During the assessment process, Sir Ian Kennedy and his assessment panel visited every children’s heart surgery unit in England. They produced individual assessment reports on each of the units two weeks before the presentation meeting at the joint committee of primary care trusts on 16 February. At the meeting, the four reconfiguration options were presented. They were based on a number of factors contained in the panel’s assessment reports. However, I understand that there are significant factual inaccuracies in Sir Ian Kennedy’s report on the Leeds unit, and that its representatives were given no opportunity during the process to comment or request amendments of the factual inaccuracies before decisions were made about the configuration of the options for consultation.
At a meeting of the all-party parliamentary group on heart disease on 9 February, when asked when units would be able to challenge and amend inaccuracies in their reports, Jeremy Glyde, the programme director of the safe and sustainable review, said that that could be done during the consultation process.
The reports that the reconfigurations were based on contain fundamental inaccuracies, but they can be challenged only during the consultation period to decide which option is preferred.

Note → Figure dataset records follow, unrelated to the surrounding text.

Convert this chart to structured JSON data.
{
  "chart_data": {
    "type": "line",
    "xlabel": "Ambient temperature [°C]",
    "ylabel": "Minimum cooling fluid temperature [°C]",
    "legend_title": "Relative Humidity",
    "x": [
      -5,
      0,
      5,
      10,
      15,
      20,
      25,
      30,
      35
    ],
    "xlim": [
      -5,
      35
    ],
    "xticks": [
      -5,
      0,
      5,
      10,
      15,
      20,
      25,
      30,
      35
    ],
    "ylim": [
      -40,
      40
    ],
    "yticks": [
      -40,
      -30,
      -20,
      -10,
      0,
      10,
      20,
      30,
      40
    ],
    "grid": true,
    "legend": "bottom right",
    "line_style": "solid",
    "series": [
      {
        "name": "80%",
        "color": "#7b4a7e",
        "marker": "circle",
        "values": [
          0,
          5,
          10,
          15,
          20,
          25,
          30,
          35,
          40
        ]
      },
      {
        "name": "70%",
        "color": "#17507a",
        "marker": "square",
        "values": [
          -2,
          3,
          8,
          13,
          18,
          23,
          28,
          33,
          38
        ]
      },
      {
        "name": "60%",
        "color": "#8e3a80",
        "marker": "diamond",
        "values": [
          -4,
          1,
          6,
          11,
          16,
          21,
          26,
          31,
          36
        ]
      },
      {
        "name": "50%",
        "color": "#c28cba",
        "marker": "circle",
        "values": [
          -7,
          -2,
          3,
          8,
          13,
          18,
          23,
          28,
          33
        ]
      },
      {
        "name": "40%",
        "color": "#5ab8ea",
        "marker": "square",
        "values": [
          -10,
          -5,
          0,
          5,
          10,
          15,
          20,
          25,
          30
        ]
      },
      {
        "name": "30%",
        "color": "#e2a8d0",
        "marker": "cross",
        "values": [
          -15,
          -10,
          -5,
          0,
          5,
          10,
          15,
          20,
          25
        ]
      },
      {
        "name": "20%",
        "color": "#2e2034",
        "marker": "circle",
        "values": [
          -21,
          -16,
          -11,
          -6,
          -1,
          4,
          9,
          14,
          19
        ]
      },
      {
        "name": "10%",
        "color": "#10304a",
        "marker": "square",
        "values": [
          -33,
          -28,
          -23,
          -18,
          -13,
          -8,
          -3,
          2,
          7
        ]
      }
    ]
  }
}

For Leeds, these inaccuracies include the following. Sir Ian Kennedy’s report documented that Leeds has no transition nurse and separate paediatric intensive care unit; neither point is factually accurate, to the extent that his assessment panel actually met, and talked to, one of the unit’s three transition nurses. The joint committee of primary care trusts advised at its meeting on 16 February that Leeds had stated that it could not do more than 600 operations. Again, that is factually incorrect— Leeds was never asked—but it was stated as the reason why two of the 14 options that were considered were discounted. The commissioners have acknowledged that this was an assumption and not based on what Leeds had said. In the pre-consultation business case for Leeds, start-up costs were reported as £2 million. That figure was not provided by Leeds, and is not representative of the accurate costs provided to the safe and sustainable review panel.
I congratulate my hon. Friend on securing the debate. A young constituent of mine, Libby Carstairs, was in a poorly state and spent more than six months in the Leeds heart unit. The beauty of her being in Leeds was that her parents, her grandparents, and sometimes even some of her friends, could come over to aid her recovery process. Also, her head teacher from Carr Green school had the privilege of being able to go there with cards from her friends. Does my hon. Friend agree that the value of that to young Libby’s recovery process far outweighs any monetary value?
I completely agree. When I worked at Martin house, we found that one of the big problems was the travelling distances—some people lived on the coast in Scarborough, for instance. It is very important that families are able to get to a centre quickly, because when a child is sick they want their mum and dad there—and we want that when we are a bit more than a child too. These facilities must be accessible, therefore.